Of course, if we extended the frame on The Breakfast Club, we’d no doubt see Sporto bail on Allison once his friends caught wind of their tryst. And Andie’s future is all but predicted in Some Kind of Wonderful‘s Amanda Jones: girl from the wrong side of the tracks scores a rich boyfriend and hates herself for what she’s compromised. Angst doesn’t really disappear. It shouldn’t. Bitterness is the bile that keeps us from snuggling up in our parents’ den until the end of time.

Teenage life feels like that, though: the few perfect moments, so sweet and easy, glued together by the rest of the gawky, upside-down mess.

That’s why the Hughes fantasy was, and is, so risk-free. As girls raised in the era of consequence and third-wave feminism, we knew damn well what would happen to our not-so-perfect moments if we made any of the choices a Hughes Girl had. Trust me, if an older sister wasn’t warning us, then Kathleen Hanna or Angela Chase — arguably our decade’s queen of the stupid mistake — certainly were. For us, Andie, Allison, Samantha and Watts were abstractions, visions of a high-school experience that spoke to not our realities but rather our desire to watch the world from a simpler standpoint.
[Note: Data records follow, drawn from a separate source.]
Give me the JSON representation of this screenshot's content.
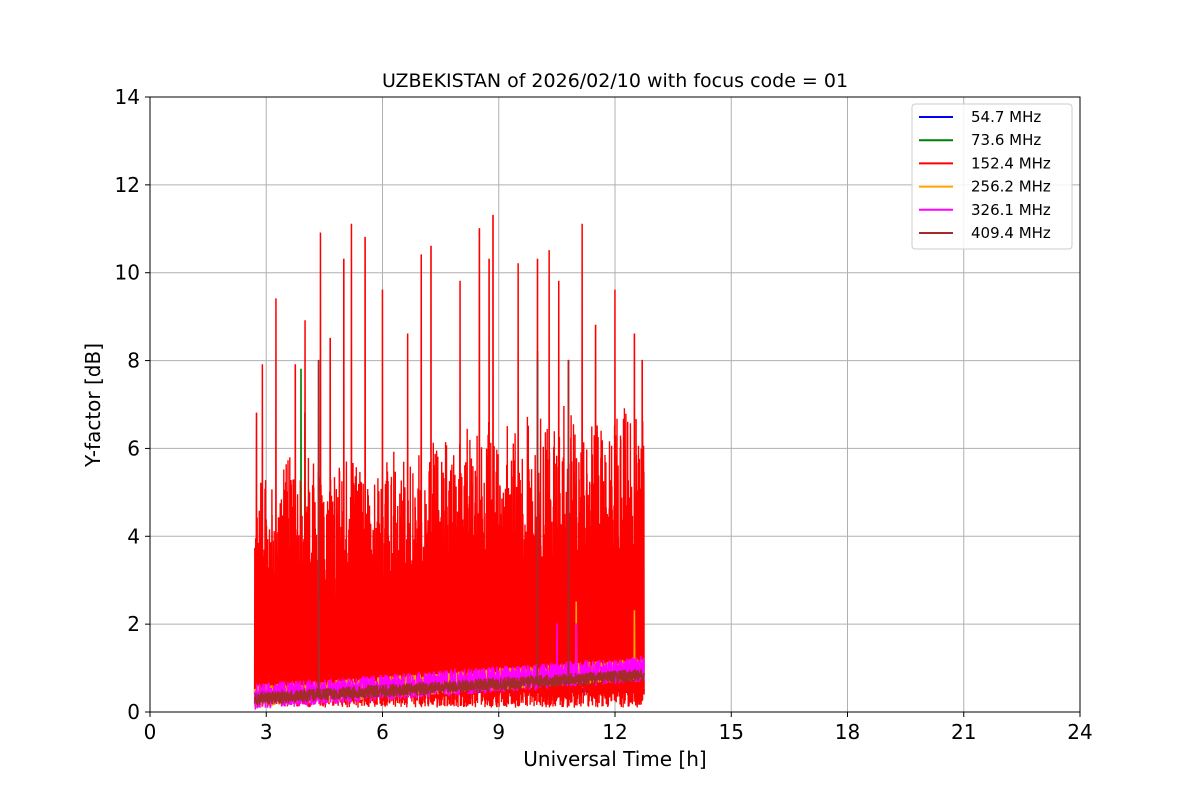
{
  "chart_data": {
    "type": "line",
    "title": "UZBEKISTAN of 2026/02/10 with focus code = 01",
    "xlabel": "Universal Time [h]",
    "ylabel": "Y-factor [dB]",
    "xlim": [
      0,
      24
    ],
    "ylim": [
      0,
      14
    ],
    "xticks": [
      0,
      3,
      6,
      9,
      12,
      15,
      18,
      21,
      24
    ],
    "yticks": [
      0,
      2,
      4,
      6,
      8,
      10,
      12,
      14
    ],
    "grid": true,
    "legend_position": "top-right",
    "data_time_range": [
      2.7,
      12.75
    ],
    "series": [
      {
        "name": " 54.7 MHz",
        "color": "#0000ff",
        "baseline": 0.5,
        "noise": 0.15,
        "peaks": []
      },
      {
        "name": " 73.6 MHz",
        "color": "#008000",
        "baseline": 0.6,
        "noise": 0.3,
        "peaks": [
          [
            3.6,
            1.6
          ],
          [
            3.9,
            7.8
          ],
          [
            4.0,
            6.8
          ],
          [
            5.0,
            1.5
          ],
          [
            5.6,
            1.2
          ],
          [
            10.0,
            8.2
          ]
        ]
      },
      {
        "name": "152.4 MHz",
        "color": "#ff0000",
        "baseline": 1.0,
        "noise": 4.0,
        "peaks": [
          [
            2.75,
            6.8
          ],
          [
            2.9,
            7.9
          ],
          [
            3.25,
            9.4
          ],
          [
            3.75,
            7.9
          ],
          [
            4.0,
            8.9
          ],
          [
            4.4,
            10.9
          ],
          [
            4.65,
            8.5
          ],
          [
            5.0,
            10.3
          ],
          [
            5.2,
            11.1
          ],
          [
            5.55,
            10.8
          ],
          [
            6.0,
            9.6
          ],
          [
            6.65,
            8.6
          ],
          [
            7.0,
            10.4
          ],
          [
            7.25,
            10.6
          ],
          [
            8.0,
            9.8
          ],
          [
            8.5,
            11.0
          ],
          [
            8.75,
            10.3
          ],
          [
            8.85,
            11.3
          ],
          [
            9.5,
            10.2
          ],
          [
            10.0,
            10.3
          ],
          [
            10.3,
            10.5
          ],
          [
            10.55,
            9.8
          ],
          [
            10.8,
            8.0
          ],
          [
            11.15,
            11.1
          ],
          [
            11.5,
            8.8
          ],
          [
            12.0,
            9.6
          ],
          [
            12.5,
            8.6
          ],
          [
            12.7,
            8.0
          ]
        ]
      },
      {
        "name": "256.2 MHz",
        "color": "#ffa500",
        "baseline": 0.7,
        "noise": 0.5,
        "peaks": [
          [
            4.35,
            5.0
          ],
          [
            11.0,
            2.5
          ],
          [
            12.5,
            2.3
          ]
        ]
      },
      {
        "name": "326.1 MHz",
        "color": "#ff00ff",
        "baseline": 0.7,
        "noise": 0.6,
        "peaks": [
          [
            4.35,
            3.4
          ],
          [
            10.5,
            2.0
          ],
          [
            11.0,
            2.0
          ]
        ]
      },
      {
        "name": "409.4 MHz",
        "color": "#a52a2a",
        "baseline": 0.6,
        "noise": 0.3,
        "peaks": [
          [
            4.35,
            8.0
          ],
          [
            10.0,
            8.0
          ],
          [
            10.8,
            8.0
          ]
        ]
      }
    ]
  }
}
Because in the course of all our self-awareness and contextual understanding of the boys/relationships/birth control/gender gap cluster, we sometimes — oops! — forgot that it was okay to not be okay. That we occasionally need to curl up in the fetal position and wish for a boy to pick up our tired, confused pieces. Hinging your life on a boy savior is one thing; but settling in with a cozy blanket to watch Andie and Blane wander off into a misty forever of kept promises and fulfilled fantasies… that’s just how we lick the wounds left by a life rarely so perfect. And true escape is never insulting.